Attitude is the customer’s overall sentiment and relationship to the brand.  Is there a buzz or interest surrounding your brand and how are they talking about it and is the tone positive, negative or neutral? By analyzing the feedback you can determine whether customers are committed, satisfied and would go as far as recommending your brand. Measuring attitudes supports the power of effectively utilized social media.

I had no doubt that Carnival Cruise Lines was trending with all their recent cruise ship debacles. I was in fact very surprised with all the positive feedback they received on their Facebook page. The writing is literally on the wall.

Carnival Cruise Lines is definitely doing something right, in the social media realm at least. Its crisis team did a good job by keeping people informed and responding to concerns. Along with Facebook, Carnival also used the Twitter feeds @CarnivalCruise and @CarnivalPR.


Attention is the volume of interest and the potential reach. Is there active customer engagement and substance or is it purely a popularity contest with zero value? You may get millions of  likes on Facebook but zero sales. Valuable customer social media engagement is essential to increase attention. If you’ve succeeded but haven’t garnered any sales then perhaps it’s time to analyze what you’re doing wrong. For example,  your prices may be too high.


Reaping from the benefits of social media strategies and meeting business objectives are both great. Proving it thorough measurement is priceless.

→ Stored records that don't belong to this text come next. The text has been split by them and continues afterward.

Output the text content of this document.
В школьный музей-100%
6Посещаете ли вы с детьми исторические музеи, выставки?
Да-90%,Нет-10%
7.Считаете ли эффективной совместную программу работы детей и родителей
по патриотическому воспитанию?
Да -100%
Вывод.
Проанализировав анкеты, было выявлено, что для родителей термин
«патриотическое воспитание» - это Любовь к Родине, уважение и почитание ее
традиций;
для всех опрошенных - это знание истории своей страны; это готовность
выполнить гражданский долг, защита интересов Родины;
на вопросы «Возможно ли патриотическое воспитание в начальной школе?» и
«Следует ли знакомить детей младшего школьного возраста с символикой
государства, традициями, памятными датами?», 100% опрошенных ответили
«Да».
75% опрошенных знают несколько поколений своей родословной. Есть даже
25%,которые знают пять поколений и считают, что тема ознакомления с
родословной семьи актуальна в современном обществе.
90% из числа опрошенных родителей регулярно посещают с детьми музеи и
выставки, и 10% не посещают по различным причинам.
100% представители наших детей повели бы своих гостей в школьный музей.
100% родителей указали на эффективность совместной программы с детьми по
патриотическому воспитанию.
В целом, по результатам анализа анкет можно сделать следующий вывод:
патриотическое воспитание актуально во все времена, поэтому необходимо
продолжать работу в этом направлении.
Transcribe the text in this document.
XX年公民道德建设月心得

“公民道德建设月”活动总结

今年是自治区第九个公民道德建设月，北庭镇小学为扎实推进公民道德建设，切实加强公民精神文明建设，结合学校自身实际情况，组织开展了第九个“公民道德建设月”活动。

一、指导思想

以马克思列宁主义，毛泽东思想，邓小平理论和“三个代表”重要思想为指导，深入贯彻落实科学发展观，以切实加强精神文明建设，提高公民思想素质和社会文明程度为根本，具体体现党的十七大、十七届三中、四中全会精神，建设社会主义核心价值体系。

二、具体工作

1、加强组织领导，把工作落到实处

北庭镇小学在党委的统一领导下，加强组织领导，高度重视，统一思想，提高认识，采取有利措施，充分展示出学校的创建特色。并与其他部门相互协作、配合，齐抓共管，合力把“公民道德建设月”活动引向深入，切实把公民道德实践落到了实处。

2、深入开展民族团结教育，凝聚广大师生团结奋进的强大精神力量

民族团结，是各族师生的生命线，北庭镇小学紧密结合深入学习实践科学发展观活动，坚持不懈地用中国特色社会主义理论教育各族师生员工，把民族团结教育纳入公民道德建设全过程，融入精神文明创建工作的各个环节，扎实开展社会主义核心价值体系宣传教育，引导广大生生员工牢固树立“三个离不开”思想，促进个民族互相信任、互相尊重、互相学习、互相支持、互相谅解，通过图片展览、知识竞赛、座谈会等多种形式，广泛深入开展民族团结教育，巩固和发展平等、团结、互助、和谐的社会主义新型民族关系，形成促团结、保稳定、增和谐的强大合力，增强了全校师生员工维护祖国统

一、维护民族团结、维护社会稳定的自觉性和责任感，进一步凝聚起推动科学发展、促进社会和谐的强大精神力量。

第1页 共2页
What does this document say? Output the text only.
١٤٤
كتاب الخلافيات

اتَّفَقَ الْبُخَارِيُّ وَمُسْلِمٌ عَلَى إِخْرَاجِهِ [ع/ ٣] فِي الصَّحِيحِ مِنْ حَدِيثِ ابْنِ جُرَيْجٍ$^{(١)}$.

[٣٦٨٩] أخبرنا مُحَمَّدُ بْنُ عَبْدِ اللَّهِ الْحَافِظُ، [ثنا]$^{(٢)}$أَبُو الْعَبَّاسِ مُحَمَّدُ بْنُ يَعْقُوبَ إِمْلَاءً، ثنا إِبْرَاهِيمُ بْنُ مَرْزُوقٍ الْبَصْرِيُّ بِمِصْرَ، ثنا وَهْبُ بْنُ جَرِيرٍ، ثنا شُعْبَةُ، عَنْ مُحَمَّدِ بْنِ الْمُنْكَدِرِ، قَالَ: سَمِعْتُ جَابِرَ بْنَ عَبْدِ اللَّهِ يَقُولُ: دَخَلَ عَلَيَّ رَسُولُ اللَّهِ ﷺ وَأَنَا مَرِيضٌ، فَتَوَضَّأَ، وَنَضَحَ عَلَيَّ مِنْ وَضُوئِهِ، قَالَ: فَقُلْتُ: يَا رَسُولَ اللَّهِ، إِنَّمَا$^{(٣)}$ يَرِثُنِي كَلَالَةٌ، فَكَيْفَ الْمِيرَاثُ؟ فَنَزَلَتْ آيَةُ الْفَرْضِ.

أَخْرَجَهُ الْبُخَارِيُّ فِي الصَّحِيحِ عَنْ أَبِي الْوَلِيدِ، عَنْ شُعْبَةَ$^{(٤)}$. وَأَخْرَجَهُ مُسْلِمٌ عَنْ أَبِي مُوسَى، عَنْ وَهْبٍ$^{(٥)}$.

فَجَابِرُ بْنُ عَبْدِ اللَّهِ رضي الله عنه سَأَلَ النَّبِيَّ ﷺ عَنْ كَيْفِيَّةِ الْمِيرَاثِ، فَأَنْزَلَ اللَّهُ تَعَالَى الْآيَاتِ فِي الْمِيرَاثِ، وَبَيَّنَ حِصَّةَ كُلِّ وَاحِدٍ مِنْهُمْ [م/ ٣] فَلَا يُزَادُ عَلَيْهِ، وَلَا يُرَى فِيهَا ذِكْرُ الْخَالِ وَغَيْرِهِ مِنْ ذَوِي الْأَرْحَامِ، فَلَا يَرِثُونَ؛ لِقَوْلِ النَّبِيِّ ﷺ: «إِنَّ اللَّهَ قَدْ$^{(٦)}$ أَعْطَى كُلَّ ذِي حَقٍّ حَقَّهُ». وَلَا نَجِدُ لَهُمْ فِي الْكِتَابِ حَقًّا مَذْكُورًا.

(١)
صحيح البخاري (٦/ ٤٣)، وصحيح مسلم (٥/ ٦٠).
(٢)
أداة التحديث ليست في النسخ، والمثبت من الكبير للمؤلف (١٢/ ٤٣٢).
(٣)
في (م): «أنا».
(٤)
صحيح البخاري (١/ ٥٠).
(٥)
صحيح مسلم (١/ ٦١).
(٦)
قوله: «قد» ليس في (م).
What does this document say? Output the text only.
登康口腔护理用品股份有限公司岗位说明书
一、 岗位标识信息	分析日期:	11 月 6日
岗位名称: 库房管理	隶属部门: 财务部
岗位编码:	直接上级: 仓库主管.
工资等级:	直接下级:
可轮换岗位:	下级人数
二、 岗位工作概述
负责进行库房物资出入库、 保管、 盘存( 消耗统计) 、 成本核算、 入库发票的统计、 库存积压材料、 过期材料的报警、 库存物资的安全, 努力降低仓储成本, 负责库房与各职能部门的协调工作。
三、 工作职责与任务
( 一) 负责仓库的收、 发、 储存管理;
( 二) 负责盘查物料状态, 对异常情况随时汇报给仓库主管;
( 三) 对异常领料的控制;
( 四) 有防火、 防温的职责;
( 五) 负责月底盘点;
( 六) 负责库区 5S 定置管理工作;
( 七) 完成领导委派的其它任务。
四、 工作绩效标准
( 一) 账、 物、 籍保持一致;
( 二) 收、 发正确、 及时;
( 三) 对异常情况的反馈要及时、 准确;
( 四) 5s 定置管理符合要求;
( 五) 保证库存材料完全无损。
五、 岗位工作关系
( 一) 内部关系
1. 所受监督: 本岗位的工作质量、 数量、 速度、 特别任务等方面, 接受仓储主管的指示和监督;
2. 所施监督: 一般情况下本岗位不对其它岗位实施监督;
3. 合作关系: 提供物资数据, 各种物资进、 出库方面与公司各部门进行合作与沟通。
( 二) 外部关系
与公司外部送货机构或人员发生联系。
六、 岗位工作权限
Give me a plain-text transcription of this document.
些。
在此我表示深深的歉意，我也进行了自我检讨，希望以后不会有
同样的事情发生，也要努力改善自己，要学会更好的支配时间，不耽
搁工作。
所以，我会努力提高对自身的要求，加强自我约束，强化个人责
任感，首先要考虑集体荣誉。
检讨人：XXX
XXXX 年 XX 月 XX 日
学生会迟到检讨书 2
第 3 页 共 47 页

3 Comments on Measuring Social Media Success Part I

  1. Great post! I am very surprised to see that Carnival Cruises is in fact receiving positive feedback. This makes me wonder if their sales have seen a decrease since that last view unfortunate events. Will those particular visitors to the cruise ship return? The companyhas acknowledged these events and, the best part is, they are updating their fans (some of their clients) about the processes they are taking to hear back from them.

  2. Hi Joy, I really like your examples for action, attitude and attention. While ROI is definitely measured in dollars, there are invaluable insights to be had by analyzing the meaning of your customers’ actions, as you so rightly point out, and how that can inform your actions as an organization.

    Your example of how Carnival Cruises is successfully responding to their PR problems is also instructive, demonstrating that inviting feedback and showing you’re listening goes a long way to defusing a crisis and gaining customer loyalty.



  3. It is always valuable to have the perspective of someone who brings ‘real world’ eyes to a social web question, in importance of selecting the right kind of measurement approach to take depending on the business objective.